September 30, 2013 posted in Design and Engineering
It used to be that business was conducted by a handshake and a written agreement to make sure both parties knew what the handshake was all about. Austin’s standard agreements for a range of applications run anywhere from 1-7 pages – not that they are used much anymore.
Recent contracts for a variety of projects have agreements in the 100+ pages category to accomplish the same thing that was once done in 5 or 6 pages. What gives?
Now, some of this added verbiage is helpful as it covers topics that used to be addressed outside the old agreements, but there is also a lot of it that borders on the absurd. For example, a recent agreement that crossed my desk stated that the Architect retains ownership of the documents (a rarity these days), but cannot use “any documents, drawings or specifications that are substantially similar for any other project.”
Literally, this can mean that a door detail used on this project cannot be reused on another project. Does the writer of this clause really expect the Architect to use it for this project and then throw it away and reinvent all details, drawings and specifications? If so, the next project we do for them becomes much more expensive, because we have to redesign every detail, throw away the specs we wrote and rewrite them.
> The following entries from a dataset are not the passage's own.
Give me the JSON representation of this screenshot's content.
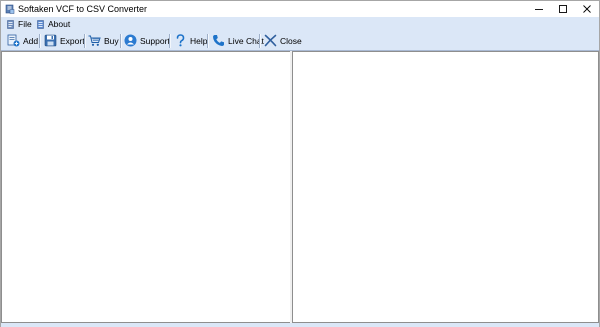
{
  "window": {
    "title": "Softaken VCF to CSV Converter"
  },
  "menu": {
    "items": [
      {
        "label": "File",
        "icon": "file-menu-icon"
      },
      {
        "label": "About",
        "icon": "about-menu-icon"
      }
    ]
  },
  "toolbar": {
    "add_label": "Add",
    "export_label": "Export",
    "buy_label": "Buy",
    "support_label": "Support",
    "help_label": "Help",
    "livechat_label": "Live Chat",
    "close_label": "Close"
  },
  "colors": {
    "menubar_bg": "#dbe7f7",
    "toolbar_bg": "#dbe7f7",
    "accent_blue": "#1e73c9"
  }
}
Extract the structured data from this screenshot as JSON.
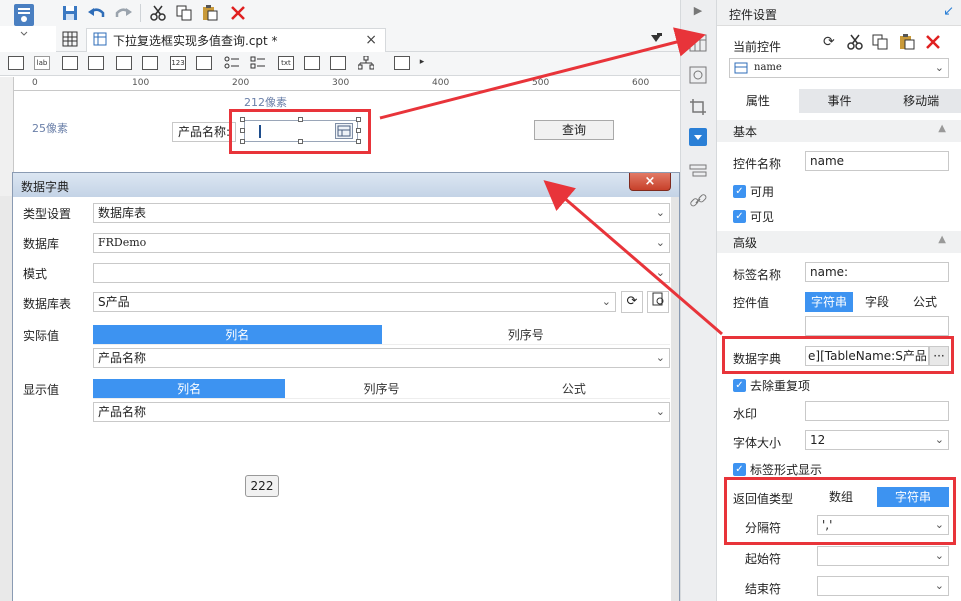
{
  "toolbar": {
    "icons": [
      "save-icon",
      "undo-icon",
      "redo-icon",
      "cut-icon",
      "copy-icon",
      "paste-icon",
      "delete-icon"
    ]
  },
  "tab": {
    "title": "下拉复选框实现多值查询.cpt *",
    "close": "×"
  },
  "widget_bar": {
    "items": [
      "lab",
      "123",
      "txt"
    ]
  },
  "ruler": {
    "marks": [
      "0",
      "100",
      "200",
      "300",
      "400",
      "500",
      "600"
    ]
  },
  "canvas": {
    "width_label": "212像素",
    "height_label": "25像素",
    "field_label": "产品名称:",
    "query_button": "查询"
  },
  "dialog": {
    "title": "数据字典",
    "close": "×",
    "type_label": "类型设置",
    "type_value": "数据库表",
    "db_label": "数据库",
    "db_value": "FRDemo",
    "schema_label": "模式",
    "schema_value": "",
    "table_label": "数据库表",
    "table_value": "S产品",
    "actual_label": "实际值",
    "actual_tabs": [
      "列名",
      "列序号"
    ],
    "actual_value": "产品名称",
    "display_label": "显示值",
    "display_tabs": [
      "列名",
      "列序号",
      "公式"
    ],
    "display_value": "产品名称",
    "badge": "222"
  },
  "panel": {
    "title": "控件设置",
    "current_widget_label": "当前控件",
    "current_widget_value": "name",
    "tabs": [
      "属性",
      "事件",
      "移动端"
    ],
    "basic_section": "基本",
    "widget_name_label": "控件名称",
    "widget_name_value": "name",
    "enabled_label": "可用",
    "visible_label": "可见",
    "advanced_section": "高级",
    "tag_name_label": "标签名称",
    "tag_name_value": "name:",
    "widget_value_label": "控件值",
    "value_types": [
      "字符串",
      "字段",
      "公式"
    ],
    "dict_label": "数据字典",
    "dict_value": "e][TableName:S产品]",
    "dict_more": "···",
    "dedupe_label": "去除重复项",
    "watermark_label": "水印",
    "font_size_label": "字体大小",
    "font_size_value": "12",
    "tag_display_label": "标签形式显示",
    "return_type_label": "返回值类型",
    "return_types": [
      "数组",
      "字符串"
    ],
    "delimiter_label": "分隔符",
    "delimiter_value": "','",
    "start_label": "起始符",
    "start_value": "",
    "end_label": "结束符",
    "end_value": ""
  },
  "colors": {
    "accent": "#3d93f1",
    "highlight_red": "#e8343a",
    "delete_red": "#e02020"
  }
}
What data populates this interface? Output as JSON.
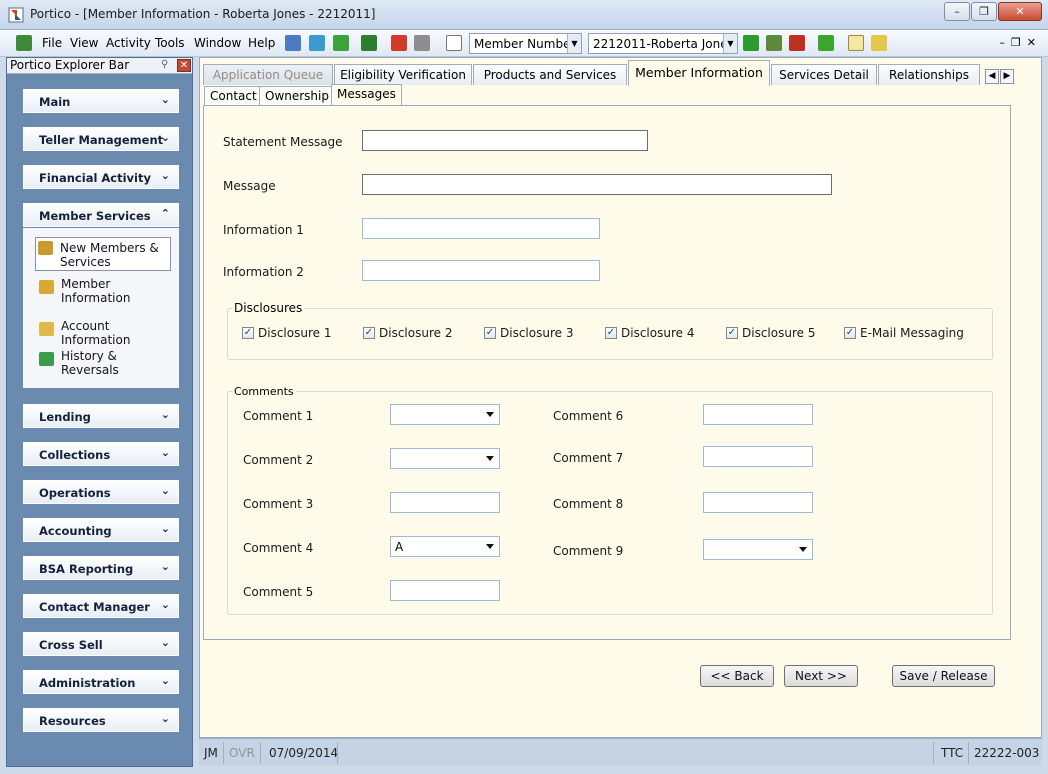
{
  "window": {
    "title": "Portico - [Member Information - Roberta Jones - 2212011]"
  },
  "menu": [
    "File",
    "View",
    "Activity",
    "Tools",
    "Window",
    "Help"
  ],
  "toolbar": {
    "search_type": "Member Numbe",
    "member_select": "2212011-Roberta Jone"
  },
  "explorer": {
    "title": "Portico Explorer Bar",
    "groups_top": [
      "Main",
      "Teller Management",
      "Financial Activity"
    ],
    "open_group": "Member Services",
    "open_items": [
      "New Members & Services",
      "Member Information",
      "Account Information",
      "History & Reversals"
    ],
    "groups_bottom": [
      "Lending",
      "Collections",
      "Operations",
      "Accounting",
      "BSA Reporting",
      "Contact Manager",
      "Cross Sell",
      "Administration",
      "Resources"
    ]
  },
  "tabs": [
    "Application Queue",
    "Eligibility Verification",
    "Products and Services",
    "Member Information",
    "Services Detail",
    "Relationships"
  ],
  "subtabs": [
    "Contact",
    "Ownership",
    "Messages"
  ],
  "form": {
    "statement_message_label": "Statement Message",
    "message_label": "Message",
    "info1_label": "Information 1",
    "info2_label": "Information 2",
    "disclosures_title": "Disclosures",
    "disclosures": [
      "Disclosure 1",
      "Disclosure 2",
      "Disclosure 3",
      "Disclosure 4",
      "Disclosure 5",
      "E-Mail Messaging"
    ],
    "comments_title": "Comments",
    "comments": {
      "c1": "Comment 1",
      "c2": "Comment 2",
      "c3": "Comment 3",
      "c4": "Comment 4",
      "c5": "Comment 5",
      "c6": "Comment 6",
      "c7": "Comment 7",
      "c8": "Comment 8",
      "c9": "Comment 9",
      "c4_value": "A"
    }
  },
  "buttons": {
    "back": "<< Back",
    "next": "Next >>",
    "save": "Save / Release"
  },
  "status": {
    "user": "JM",
    "ovr": "OVR",
    "date": "07/09/2014",
    "ttc": "TTC",
    "code": "22222-003"
  },
  "colors": {
    "explorer_bg": "#6b8ab0",
    "main_bg": "#fefbea"
  }
}
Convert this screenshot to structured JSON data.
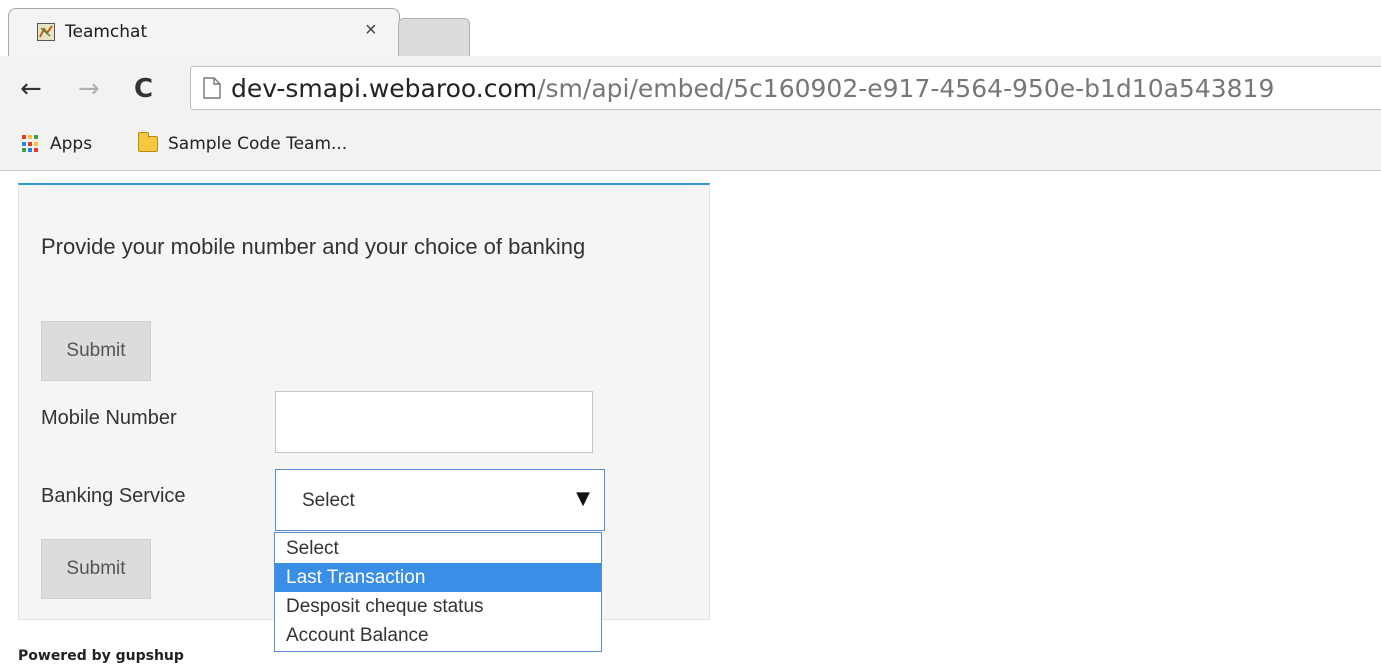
{
  "browser": {
    "tab": {
      "title": "Teamchat",
      "close_glyph": "×",
      "favicon": "teamchat-logo-icon"
    },
    "nav": {
      "back_glyph": "←",
      "forward_glyph": "→",
      "reload_glyph": "C"
    },
    "address": {
      "host": "dev-smapi.webaroo.com",
      "path": "/sm/api/embed/5c160902-e917-4564-950e-b1d10a543819"
    },
    "bookmarks": [
      {
        "label": "Apps",
        "icon": "apps-grid-icon"
      },
      {
        "label": "Sample Code Team...",
        "icon": "folder-icon"
      }
    ]
  },
  "form": {
    "accent_color": "#2e9bd6",
    "prompt": "Provide your mobile number and your choice of banking",
    "submit_top_label": "Submit",
    "mobile_label": "Mobile Number",
    "mobile_value": "",
    "service_label": "Banking Service",
    "service_selected": "Select",
    "service_arrow": "▼",
    "service_options": [
      "Select",
      "Last Transaction",
      "Desposit cheque status",
      "Account Balance"
    ],
    "service_highlighted_index": 1,
    "submit_bottom_label": "Submit"
  },
  "footer": {
    "powered_by": "Powered by gupshup"
  }
}
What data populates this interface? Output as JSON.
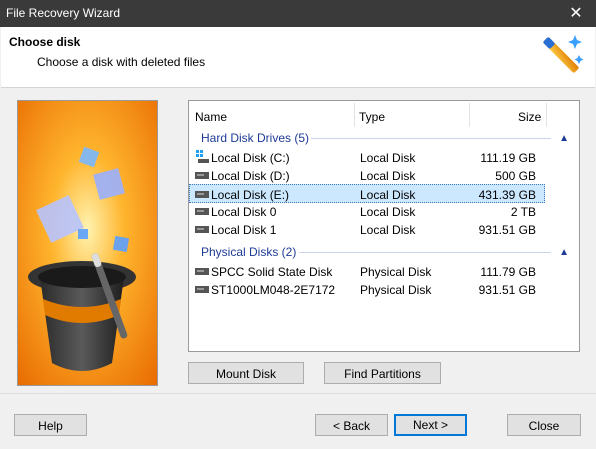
{
  "window": {
    "title": "File Recovery Wizard",
    "close_glyph": "✕"
  },
  "header": {
    "title": "Choose disk",
    "subtitle": "Choose a disk with deleted files",
    "icon": "magic-wand-icon"
  },
  "list": {
    "columns": {
      "name": "Name",
      "type": "Type",
      "size": "Size"
    },
    "groups": [
      {
        "label": "Hard Disk Drives (5)",
        "items": [
          {
            "name": "Local Disk (C:)",
            "type": "Local Disk",
            "size": "111.19 GB",
            "icon": "windows-drive-icon",
            "selected": false
          },
          {
            "name": "Local Disk (D:)",
            "type": "Local Disk",
            "size": "500 GB",
            "icon": "drive-icon",
            "selected": false
          },
          {
            "name": "Local Disk (E:)",
            "type": "Local Disk",
            "size": "431.39 GB",
            "icon": "drive-icon",
            "selected": true
          },
          {
            "name": "Local Disk 0",
            "type": "Local Disk",
            "size": "2 TB",
            "icon": "drive-icon",
            "selected": false
          },
          {
            "name": "Local Disk 1",
            "type": "Local Disk",
            "size": "931.51 GB",
            "icon": "drive-icon",
            "selected": false
          }
        ]
      },
      {
        "label": "Physical Disks (2)",
        "items": [
          {
            "name": "SPCC Solid State Disk",
            "type": "Physical Disk",
            "size": "111.79 GB",
            "icon": "drive-icon",
            "selected": false
          },
          {
            "name": "ST1000LM048-2E7172",
            "type": "Physical Disk",
            "size": "931.51 GB",
            "icon": "drive-icon",
            "selected": false
          }
        ]
      }
    ]
  },
  "buttons": {
    "mount": "Mount Disk",
    "find": "Find Partitions",
    "help": "Help",
    "back": "< Back",
    "next": "Next >",
    "close": "Close"
  },
  "colors": {
    "group_text": "#1e3a96",
    "selection": "#cce8ff",
    "accent": "#0078d7",
    "art_orange": "#ff8c00"
  }
}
Common sense and a rational approach to business agreements seems to be dying a slow and painful death inflicted by those who sit around and invent new ways of trapping the contractor, architect or engineer. In response, we spend countless hours negotiating around the clauses and verbiage to protect each other from events that will not occur 98% of the time, because we have lost the trust that we would be able to resolve the issues at hand the other 2% of the time.
“Nothing astonishes men so much as common sense and plain dealing.”